The first publication was issued in December of 1966. Harry Long, Ph.D. was appointed the first research advisor in 1967. As ever-increasing clinical observations arose, hypotheses were formulated that required testing. Research expanded, re-examination of the original basic work had to be facilitated, and newer methods of subluxation analysis and correction developed. To accomplish this task, the NUCCA board was advised that a research organization needed to be established because NUCCA was a fraternal organization and could not conduct research. The National Upper Cervical Chiropractic Research Association (NUCCRA) was incorporated for research purposes only. It was decided that NUCCA should publish a more scientifically-oriented paper and the name NUCCA News was changed to The Monograph, meaning: learned treatise on a particular subject. Since then, the accomplishments of NUCCA and NUCCRA have been numerous and include: (1) The development of the double-pivot-point system in x-ray analysis; (2) The development of the triceps pull adjustment; (3) The design of improved film analytical instruments; (4) The development of biomechanical concepts in film analysis and adjusting; (5) The design and development of the Anatometer by Dr.
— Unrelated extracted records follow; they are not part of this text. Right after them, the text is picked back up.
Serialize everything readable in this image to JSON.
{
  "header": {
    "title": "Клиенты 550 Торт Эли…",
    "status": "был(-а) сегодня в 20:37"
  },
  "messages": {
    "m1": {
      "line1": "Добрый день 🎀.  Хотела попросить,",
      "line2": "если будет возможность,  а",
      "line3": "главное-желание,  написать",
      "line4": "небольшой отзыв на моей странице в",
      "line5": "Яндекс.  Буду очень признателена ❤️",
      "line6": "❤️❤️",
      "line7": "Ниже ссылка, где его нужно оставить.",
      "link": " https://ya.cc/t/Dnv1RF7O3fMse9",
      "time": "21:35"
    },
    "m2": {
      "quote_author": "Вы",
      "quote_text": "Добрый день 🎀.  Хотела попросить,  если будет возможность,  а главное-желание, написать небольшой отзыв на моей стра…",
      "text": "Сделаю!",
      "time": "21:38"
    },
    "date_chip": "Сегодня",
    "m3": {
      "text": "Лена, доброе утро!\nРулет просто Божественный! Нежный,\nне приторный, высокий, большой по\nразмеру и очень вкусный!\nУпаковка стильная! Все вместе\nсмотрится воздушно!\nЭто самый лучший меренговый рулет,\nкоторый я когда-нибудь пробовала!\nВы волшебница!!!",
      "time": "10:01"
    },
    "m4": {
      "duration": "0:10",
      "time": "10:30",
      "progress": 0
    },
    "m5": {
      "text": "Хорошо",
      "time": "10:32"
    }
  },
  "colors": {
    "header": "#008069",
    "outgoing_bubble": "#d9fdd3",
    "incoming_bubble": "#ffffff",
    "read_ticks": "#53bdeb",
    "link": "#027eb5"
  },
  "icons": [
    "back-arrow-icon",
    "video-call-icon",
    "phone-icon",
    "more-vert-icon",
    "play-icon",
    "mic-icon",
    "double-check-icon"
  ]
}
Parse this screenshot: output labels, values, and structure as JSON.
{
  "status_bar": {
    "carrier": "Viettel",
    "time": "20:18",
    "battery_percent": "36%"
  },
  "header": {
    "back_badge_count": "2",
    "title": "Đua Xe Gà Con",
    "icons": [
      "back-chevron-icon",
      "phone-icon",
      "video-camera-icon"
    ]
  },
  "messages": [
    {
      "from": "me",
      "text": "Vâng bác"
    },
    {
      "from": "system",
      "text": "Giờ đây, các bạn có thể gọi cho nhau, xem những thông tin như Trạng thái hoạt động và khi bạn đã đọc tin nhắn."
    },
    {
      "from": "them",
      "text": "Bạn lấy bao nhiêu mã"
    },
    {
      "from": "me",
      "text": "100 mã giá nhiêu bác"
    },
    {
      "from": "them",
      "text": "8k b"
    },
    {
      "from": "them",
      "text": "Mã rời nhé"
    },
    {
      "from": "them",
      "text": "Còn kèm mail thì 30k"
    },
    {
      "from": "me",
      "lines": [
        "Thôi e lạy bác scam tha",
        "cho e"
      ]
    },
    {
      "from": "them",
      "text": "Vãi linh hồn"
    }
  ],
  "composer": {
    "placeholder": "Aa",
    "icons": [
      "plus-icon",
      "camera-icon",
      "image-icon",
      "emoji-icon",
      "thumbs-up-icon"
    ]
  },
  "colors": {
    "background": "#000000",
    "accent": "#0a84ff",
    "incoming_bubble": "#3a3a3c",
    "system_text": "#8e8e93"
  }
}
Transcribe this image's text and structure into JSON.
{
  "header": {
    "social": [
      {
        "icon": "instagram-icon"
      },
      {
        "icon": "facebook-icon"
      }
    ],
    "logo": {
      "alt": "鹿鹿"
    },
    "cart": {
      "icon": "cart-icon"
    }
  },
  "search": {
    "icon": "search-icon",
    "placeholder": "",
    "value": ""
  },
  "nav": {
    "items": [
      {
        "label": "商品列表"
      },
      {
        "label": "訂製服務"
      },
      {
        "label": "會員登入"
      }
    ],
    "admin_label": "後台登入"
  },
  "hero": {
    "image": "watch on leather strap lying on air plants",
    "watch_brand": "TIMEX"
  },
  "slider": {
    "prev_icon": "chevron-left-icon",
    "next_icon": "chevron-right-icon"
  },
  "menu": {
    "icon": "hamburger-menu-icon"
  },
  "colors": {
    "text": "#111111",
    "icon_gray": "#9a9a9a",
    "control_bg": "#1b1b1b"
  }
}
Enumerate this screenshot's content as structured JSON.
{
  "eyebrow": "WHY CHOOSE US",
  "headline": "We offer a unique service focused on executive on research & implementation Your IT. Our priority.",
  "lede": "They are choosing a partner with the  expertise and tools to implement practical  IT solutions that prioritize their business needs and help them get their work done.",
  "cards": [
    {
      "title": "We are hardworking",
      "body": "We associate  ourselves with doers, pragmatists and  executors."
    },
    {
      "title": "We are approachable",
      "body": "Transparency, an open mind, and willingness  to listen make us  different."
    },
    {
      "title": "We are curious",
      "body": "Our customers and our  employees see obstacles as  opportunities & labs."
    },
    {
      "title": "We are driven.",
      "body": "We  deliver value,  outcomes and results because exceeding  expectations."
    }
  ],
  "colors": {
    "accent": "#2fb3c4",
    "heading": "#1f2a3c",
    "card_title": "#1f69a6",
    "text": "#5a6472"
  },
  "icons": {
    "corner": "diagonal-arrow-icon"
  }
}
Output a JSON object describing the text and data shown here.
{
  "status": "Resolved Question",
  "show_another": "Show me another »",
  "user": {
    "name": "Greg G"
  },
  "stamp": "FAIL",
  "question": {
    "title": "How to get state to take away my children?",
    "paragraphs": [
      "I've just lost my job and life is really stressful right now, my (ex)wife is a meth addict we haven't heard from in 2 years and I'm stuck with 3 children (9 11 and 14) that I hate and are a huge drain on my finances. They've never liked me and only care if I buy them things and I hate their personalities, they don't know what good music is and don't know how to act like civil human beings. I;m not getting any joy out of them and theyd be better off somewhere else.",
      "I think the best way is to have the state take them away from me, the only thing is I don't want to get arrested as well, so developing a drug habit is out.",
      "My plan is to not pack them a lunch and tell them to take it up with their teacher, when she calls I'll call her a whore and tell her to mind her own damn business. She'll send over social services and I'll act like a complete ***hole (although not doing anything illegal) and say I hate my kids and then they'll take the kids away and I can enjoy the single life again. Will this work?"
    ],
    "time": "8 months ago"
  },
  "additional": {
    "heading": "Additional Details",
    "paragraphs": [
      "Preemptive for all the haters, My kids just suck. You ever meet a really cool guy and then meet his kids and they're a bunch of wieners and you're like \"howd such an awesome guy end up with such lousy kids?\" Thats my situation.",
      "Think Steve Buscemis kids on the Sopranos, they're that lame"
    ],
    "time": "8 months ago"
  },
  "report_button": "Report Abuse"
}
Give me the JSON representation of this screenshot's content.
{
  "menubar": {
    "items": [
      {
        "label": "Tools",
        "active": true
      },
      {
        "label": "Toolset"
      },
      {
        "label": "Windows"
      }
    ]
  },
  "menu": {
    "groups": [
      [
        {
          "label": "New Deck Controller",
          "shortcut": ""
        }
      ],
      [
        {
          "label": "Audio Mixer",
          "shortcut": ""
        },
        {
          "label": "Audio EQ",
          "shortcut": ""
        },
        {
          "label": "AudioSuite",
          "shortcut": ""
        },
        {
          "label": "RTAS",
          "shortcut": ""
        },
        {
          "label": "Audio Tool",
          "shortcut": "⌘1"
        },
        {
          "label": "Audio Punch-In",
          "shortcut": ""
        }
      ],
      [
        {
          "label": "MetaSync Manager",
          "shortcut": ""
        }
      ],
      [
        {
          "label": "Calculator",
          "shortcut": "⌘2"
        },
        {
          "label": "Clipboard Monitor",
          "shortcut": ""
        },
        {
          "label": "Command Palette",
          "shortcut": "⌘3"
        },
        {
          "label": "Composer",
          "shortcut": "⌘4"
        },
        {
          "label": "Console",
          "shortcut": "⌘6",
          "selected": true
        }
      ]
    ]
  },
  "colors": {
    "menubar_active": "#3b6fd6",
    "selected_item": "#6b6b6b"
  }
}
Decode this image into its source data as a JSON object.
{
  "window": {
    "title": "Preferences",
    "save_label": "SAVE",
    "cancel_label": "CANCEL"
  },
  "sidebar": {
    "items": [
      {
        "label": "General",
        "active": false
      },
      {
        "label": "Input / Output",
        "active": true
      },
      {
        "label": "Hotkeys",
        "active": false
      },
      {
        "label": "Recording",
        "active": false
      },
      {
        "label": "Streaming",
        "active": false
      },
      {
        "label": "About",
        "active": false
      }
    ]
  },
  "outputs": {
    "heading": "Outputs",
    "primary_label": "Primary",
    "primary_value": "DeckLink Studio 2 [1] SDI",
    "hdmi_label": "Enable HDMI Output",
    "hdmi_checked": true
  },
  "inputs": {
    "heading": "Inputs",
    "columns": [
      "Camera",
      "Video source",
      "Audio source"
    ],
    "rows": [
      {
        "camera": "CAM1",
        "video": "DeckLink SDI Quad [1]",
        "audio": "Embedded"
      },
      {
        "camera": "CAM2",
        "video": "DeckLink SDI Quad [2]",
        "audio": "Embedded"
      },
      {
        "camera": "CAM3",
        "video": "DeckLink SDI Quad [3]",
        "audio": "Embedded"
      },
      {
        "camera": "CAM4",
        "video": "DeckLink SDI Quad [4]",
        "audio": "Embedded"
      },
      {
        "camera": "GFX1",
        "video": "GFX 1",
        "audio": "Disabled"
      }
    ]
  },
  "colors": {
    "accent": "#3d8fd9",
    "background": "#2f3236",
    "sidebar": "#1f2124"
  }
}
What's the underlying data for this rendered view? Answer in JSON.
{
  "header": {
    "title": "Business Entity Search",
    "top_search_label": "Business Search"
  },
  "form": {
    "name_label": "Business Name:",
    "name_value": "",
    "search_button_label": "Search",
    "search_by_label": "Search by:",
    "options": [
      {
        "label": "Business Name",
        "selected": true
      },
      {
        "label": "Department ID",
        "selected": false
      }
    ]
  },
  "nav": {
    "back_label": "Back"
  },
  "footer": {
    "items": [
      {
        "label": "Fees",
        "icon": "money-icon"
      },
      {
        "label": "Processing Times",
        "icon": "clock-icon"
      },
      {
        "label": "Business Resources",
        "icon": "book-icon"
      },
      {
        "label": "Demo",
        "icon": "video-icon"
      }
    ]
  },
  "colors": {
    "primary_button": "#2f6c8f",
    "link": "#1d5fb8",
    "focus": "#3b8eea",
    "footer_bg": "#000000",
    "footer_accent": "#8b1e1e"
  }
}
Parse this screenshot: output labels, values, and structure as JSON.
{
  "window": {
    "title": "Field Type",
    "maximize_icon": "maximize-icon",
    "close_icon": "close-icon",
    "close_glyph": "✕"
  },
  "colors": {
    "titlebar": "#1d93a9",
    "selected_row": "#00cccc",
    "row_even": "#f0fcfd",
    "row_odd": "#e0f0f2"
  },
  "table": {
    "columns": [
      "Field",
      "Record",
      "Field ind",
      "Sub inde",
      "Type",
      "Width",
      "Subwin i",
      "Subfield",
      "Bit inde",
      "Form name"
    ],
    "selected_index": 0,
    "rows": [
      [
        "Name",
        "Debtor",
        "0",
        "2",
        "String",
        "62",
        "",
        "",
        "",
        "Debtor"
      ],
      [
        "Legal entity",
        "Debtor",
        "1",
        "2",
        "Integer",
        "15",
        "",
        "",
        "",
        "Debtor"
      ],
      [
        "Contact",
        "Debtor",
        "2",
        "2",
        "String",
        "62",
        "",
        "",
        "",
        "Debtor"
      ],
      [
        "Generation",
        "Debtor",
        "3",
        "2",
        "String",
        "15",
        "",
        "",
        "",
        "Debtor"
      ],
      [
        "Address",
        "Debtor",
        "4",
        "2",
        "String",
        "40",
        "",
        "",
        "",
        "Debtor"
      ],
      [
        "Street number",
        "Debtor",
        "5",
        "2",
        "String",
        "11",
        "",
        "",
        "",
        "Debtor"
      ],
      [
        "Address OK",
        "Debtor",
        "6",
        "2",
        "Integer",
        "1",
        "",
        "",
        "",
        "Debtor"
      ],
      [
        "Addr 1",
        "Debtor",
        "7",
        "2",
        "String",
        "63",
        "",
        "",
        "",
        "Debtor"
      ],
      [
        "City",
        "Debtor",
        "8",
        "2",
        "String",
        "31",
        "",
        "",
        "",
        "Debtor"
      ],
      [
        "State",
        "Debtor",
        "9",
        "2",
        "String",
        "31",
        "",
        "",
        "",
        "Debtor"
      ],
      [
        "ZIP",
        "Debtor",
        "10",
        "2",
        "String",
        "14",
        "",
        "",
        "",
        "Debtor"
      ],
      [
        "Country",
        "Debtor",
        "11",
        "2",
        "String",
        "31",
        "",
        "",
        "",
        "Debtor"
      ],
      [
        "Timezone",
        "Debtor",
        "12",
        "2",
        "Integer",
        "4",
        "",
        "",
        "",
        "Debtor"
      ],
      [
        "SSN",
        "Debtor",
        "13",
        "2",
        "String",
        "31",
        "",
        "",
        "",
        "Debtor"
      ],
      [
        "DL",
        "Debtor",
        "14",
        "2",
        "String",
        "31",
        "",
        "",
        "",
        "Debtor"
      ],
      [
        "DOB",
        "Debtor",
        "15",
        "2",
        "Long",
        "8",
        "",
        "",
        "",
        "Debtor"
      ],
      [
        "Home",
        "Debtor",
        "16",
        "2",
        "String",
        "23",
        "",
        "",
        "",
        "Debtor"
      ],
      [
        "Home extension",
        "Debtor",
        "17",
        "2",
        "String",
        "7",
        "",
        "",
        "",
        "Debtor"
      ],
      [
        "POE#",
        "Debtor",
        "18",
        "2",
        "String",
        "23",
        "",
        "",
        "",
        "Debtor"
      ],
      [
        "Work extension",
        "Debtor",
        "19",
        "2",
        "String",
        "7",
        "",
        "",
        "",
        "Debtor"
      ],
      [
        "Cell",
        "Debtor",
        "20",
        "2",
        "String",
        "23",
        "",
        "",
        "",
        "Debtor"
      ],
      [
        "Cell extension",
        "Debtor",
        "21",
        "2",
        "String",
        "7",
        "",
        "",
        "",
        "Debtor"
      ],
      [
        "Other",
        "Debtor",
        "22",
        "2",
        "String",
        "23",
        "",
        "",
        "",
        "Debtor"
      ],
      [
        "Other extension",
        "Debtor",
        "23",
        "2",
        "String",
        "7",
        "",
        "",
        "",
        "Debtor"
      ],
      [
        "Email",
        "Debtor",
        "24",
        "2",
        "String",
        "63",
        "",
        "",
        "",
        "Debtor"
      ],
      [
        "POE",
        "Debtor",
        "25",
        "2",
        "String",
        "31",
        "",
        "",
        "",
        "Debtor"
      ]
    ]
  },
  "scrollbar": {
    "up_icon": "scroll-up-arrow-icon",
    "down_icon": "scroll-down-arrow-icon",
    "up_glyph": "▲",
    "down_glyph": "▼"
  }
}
Gregory and Peter Benesh, an instrument which measures bodily distortions before and after the C-1 adjustment, providing proof of the effects of a C-1 subluxation; (6) The design and development of a multiple support headpiece for extreme subluxations; (7) The establishment of a vertical axis for C-1 subluxations; (8) The classification of C-1 subluxations into basic types; (9) The location of the skull center of gravity; (10) The identification of the components of the lever system and their relationship inherent in an Occipital-Atlanto-Axial subluxation. NUCCA has provided the chiropractic profession with more biomechanical data than any other chiropractic entity concerning the atlas subluxation, its effects on the spinal column and human body, how to restore its misalignments to the vertical axis, and has shown acceptable and measurable proof of the benefits of the chiropractic adjustment on the human body.